Preliminary questions (Vor dem Lesen)

Short-answer or true-false questions appear before each text or section of text. These should be first read through by the student, then answered after a first browsing of the text, helping the reader to create a preliminary outline of the story’s context. They will be even more helpful if they are revisited after the second, more detailed reading of the text.

Post-reading questions (Nach dem Lesen)

These ask readers to search the text for characteristics of style (such as alliteration or thematic repetition), for turning points in the plot, or for symbolism, or may call for short but thoughtful interpretive comments. Students may be advised to read these questions too before careful reading of the text, so that they may serve as advance organizers.

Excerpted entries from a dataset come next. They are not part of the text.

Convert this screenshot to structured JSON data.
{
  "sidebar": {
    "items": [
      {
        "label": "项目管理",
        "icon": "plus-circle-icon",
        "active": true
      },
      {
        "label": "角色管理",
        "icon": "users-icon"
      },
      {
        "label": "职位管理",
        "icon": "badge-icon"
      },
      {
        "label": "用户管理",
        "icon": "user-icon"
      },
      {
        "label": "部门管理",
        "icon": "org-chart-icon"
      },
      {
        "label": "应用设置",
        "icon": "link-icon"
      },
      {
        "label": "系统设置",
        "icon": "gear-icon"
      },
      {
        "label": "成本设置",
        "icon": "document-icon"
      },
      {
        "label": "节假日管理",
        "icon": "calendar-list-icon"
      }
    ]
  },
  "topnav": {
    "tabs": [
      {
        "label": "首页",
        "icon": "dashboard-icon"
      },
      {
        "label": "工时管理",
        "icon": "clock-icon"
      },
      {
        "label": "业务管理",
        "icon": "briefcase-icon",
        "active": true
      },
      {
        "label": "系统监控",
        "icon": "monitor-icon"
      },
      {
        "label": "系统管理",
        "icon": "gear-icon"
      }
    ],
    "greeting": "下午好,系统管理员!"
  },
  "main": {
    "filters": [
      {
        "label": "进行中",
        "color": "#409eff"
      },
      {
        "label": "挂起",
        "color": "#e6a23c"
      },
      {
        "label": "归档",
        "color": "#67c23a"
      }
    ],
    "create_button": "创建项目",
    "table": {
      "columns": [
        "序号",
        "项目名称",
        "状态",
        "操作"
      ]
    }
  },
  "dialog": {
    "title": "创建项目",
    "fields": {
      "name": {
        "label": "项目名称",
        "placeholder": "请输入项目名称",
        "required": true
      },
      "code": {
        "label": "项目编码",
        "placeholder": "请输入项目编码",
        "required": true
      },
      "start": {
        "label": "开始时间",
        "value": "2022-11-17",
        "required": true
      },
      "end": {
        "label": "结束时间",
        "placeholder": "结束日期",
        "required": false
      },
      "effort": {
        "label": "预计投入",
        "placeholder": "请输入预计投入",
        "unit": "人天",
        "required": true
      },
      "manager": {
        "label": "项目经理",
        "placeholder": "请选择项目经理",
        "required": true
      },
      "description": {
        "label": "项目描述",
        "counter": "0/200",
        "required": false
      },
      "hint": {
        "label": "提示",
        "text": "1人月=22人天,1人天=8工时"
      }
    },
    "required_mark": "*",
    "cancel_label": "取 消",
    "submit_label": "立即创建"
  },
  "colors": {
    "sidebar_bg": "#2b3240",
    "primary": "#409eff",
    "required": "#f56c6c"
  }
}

Zum Schreiben oder zur Diskussion

These questions, asking for more extensive interpretation, may be used as short essay questions (4-5 sentences) or for small-group or partner discussion, which may then be expanded to whole-class discussion. Typically, they focus on identification of the narrator’s standpoint, the characters’ standpoint, and the cultural norms being presented and/or put into question by the story.

Aufsatzthemen

Suggested topics for extended (2-3 pages) essays ask for reflection on a larger theme, at times comparing two of the stories. They provide opportunity for the instructor to address writing skills such as formulation of a thesis statement, construction of an argument, and organizing an essay into paragraphs that develop a theme.

The glossary

The glossary represents post-reform spelling, even though the stories, first published before the spelling reform, retain the traditional spelling. Authors generally prefer their work to be published without changes, including orthographic ones. Students’ attention may be called to this compromise solution, but the minor variations should present no difficulty.

The glossary lists English equivalents of the words as they are used in these stories; thus, in some cases, a common meaning of a word is absent, if this meaning does not occur in the text. An attempt has been made to provide a listing for every word in the stories without judgment as to whether students know or ought to know particular words. In the editor’s experience failing to list even common words will inevitably result in students’ consulting at least on some occasions an outside dictionary, which in turn will result in their losing confidence in the glossary. Of course this makes the glossary an enabler for students who persist in looking up large numbers of words in defiance of good advice not to do so. Still, it was thought preferable to provide a potential overabundance of information rather than to force students with a lookup habit to use a separate dictionary.

All four stories are of high literary quality and provide examples of how literature can present with sympathy the human condition and its ethical dilemmas.